Le harle bièvre est un carnassier. Un grand pêcheur de poissons d’eau douce comme le gardon, la perche ou l’épinoche. Certains pêcheurs prônent une régulation des effectifs de ce canard plongeur. Il aurait besoin jusqu’à 700 grammes de poissons par jour selon ses besoins. Ses proies sont de taille moyenne (entre 10 et 15 cm). Il mange aussi des insectes (surtout les poussins du harle bièvre), des écrevisses américaines (espèce invasive) et les poissons rejetés à l’eau par les pêcheurs professionnels sur le lac Léman.
Les nichées sont nombreuses mais de nombreux poussins sont mangés par les brochets mais aussi par les milans noirs voire les goélands. Une forme de régulation.

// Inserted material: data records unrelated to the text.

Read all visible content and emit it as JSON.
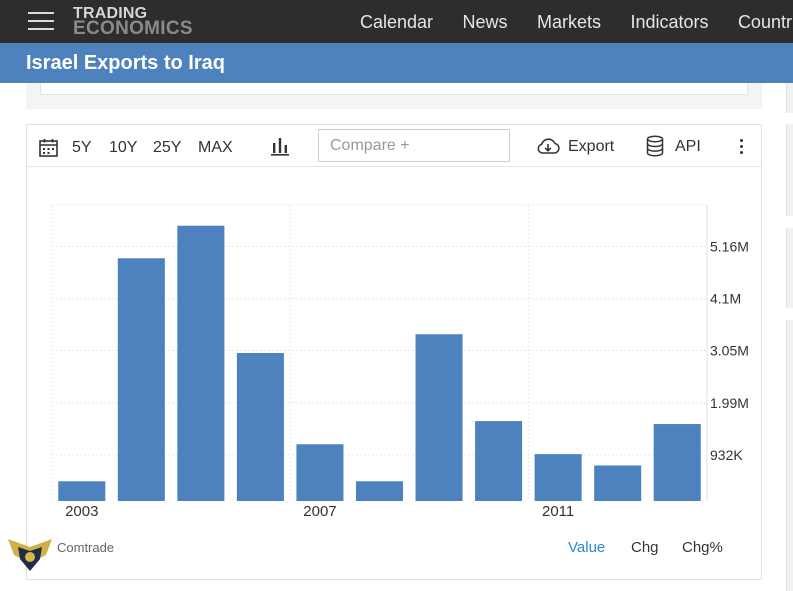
{
  "nav": {
    "logo_line1": "TRADING",
    "logo_line2": "ECONOMICS",
    "items": [
      "Calendar",
      "News",
      "Markets",
      "Indicators",
      "Countrie"
    ]
  },
  "page_title": "Israel Exports to Iraq",
  "toolbar": {
    "ranges": [
      "5Y",
      "10Y",
      "25Y",
      "MAX"
    ],
    "compare_placeholder": "Compare +",
    "export_label": "Export",
    "api_label": "API"
  },
  "footer": {
    "source": "Comtrade",
    "modes": [
      "Value",
      "Chg",
      "Chg%"
    ],
    "active_mode": "Value"
  },
  "colors": {
    "bar": "#4d82bf",
    "title_bar": "#4d82bf",
    "nav_bg": "#2d2d2d",
    "active_mode": "#2a8ad4"
  },
  "icons": [
    "hamburger-icon",
    "calendar-icon",
    "bar-chart-icon",
    "cloud-download-icon",
    "database-icon",
    "more-vertical-icon"
  ],
  "chart_data": {
    "type": "bar",
    "x": [
      2003,
      2004,
      2005,
      2006,
      2007,
      2008,
      2009,
      2010,
      2011,
      2012,
      2013
    ],
    "values": [
      400000,
      4920000,
      5580000,
      3000000,
      1150000,
      400000,
      3380000,
      1620000,
      950000,
      720000,
      1560000
    ],
    "x_tick_labels": [
      "2003",
      "2007",
      "2011"
    ],
    "y_tick_values": [
      932000,
      1990000,
      3050000,
      4100000,
      5160000
    ],
    "y_tick_labels": [
      "932K",
      "1.99M",
      "3.05M",
      "4.1M",
      "5.16M"
    ],
    "ylim": [
      0,
      6000000
    ],
    "y_axis_position": "right",
    "grid": true
  }
}
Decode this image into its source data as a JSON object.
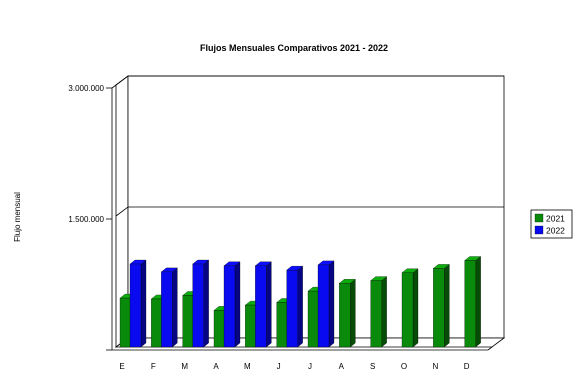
{
  "chart_data": {
    "type": "bar",
    "title": "Flujos Mensuales Comparativos 2021 - 2022",
    "ylabel": "Flujo mensual",
    "xlabel": "",
    "categories": [
      "E",
      "F",
      "M",
      "A",
      "M",
      "J",
      "J",
      "A",
      "S",
      "O",
      "N",
      "D"
    ],
    "yticks": [
      {
        "value": 0,
        "label": ""
      },
      {
        "value": 1500000,
        "label": "1.500.000"
      },
      {
        "value": 3000000,
        "label": "3.000.000"
      }
    ],
    "ylim": [
      0,
      3000000
    ],
    "grid": true,
    "legend_position": "right",
    "series": [
      {
        "name": "2021",
        "color": "#0a8a0a",
        "values": [
          560000,
          550000,
          590000,
          420000,
          480000,
          510000,
          640000,
          730000,
          760000,
          850000,
          900000,
          990000
        ]
      },
      {
        "name": "2022",
        "color": "#0a0af0",
        "values": [
          950000,
          860000,
          950000,
          930000,
          930000,
          880000,
          940000,
          null,
          null,
          null,
          null,
          null
        ]
      }
    ]
  }
}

La présence du harle bièvre est aussi un indicateur de la santé des eaux. Mais cette même présence peut être mise à mal par la présence des nageurs ou la pratique des activités nautiques. La détérioration de l’habitat du harle bièvre par l’urbanisation ou les pratiques agricoles est également de nature à affecter sa présence (faible le plus souvent en dehors de la région du Léman).
ENGLISH VERSION
The Common Merganser – Mergus merganser – is a fairly recent species in France. Around the 1930s, the Common Merganser nested on the French part of Lake Geneva. Until 1974, its presence was limited to Lake Geneva and a few adjacent rivers.

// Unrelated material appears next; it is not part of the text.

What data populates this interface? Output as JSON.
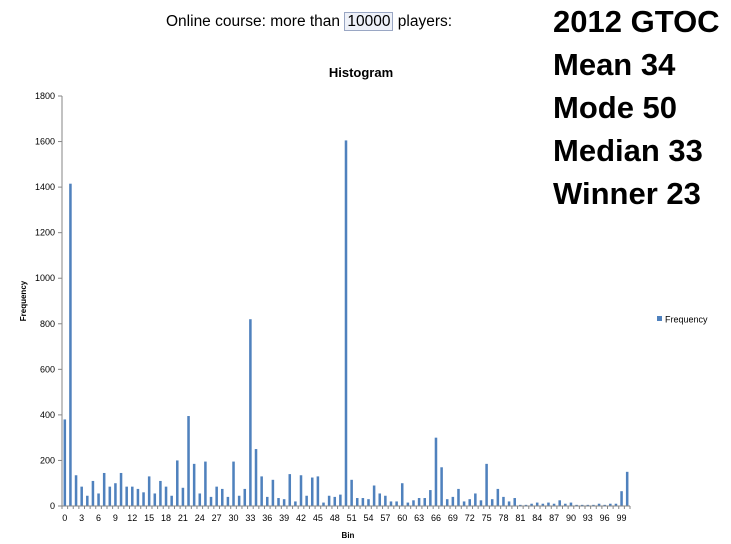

From 1974 until 2013, the Common Merganser is found in the Jura, Isère, Savoie and sometimes in the plain of Alsace.
Since 2013, it has been seen in many other French regions. Little by little, it is adapting.
Today, the situation has changed significantly. We can see it in Brittany, Ardèche, and the north and east of France.
The Center-East of France hosts almost all (> 90%) of nesting pairs.
In winter, the numbers are much higher with the arrival of wintering birds from northern Europe.
If the Léman and the course of the Rhine welcomed almost all wintering before the years 1970, other regions are now visited by the Common Merganser. In addition to the famous Lac Du Der in Haute-Marne, the Brenne, the Val de Seine, Brittany and Limousin regularly see this species in winter. The weather conditions in northern Europe have a significant influence on the number of birds present in France.
A remarkable expansion that can also be seen in France’s neighboring countries.
Which is not without causing problems with the fishermen who find there a source of anger.
The Common Merganser is a predator. A great fish-eating bird of freshwater fish such as roach, perch, and stickleback. Some fishermen advocate a regulation of the numbers of this diving duck. He would need up to 700 grams of fish per day depending on his needs. Its prey are of medium size (between 10 and 15 cm). It also eats insects (especially the Common Merganser’s chicks), American crayfish (an invasive species) and fish thrown back into the water by professional fishermen on Lake Geneva.
The broods are numerous but many chicks are eaten by pike but also by black kites or even gulls. A form of regulation.
The presence of the Common Merganser is also an indicator of water health. But this same presence can be undermined by the presence of swimmers or the practice of nautical activities. The deterioration of the habitat of the Common Merganser by urbanization or agricultural practices is also likely to affect its presence (weak most often outside the region of Lake Geneva).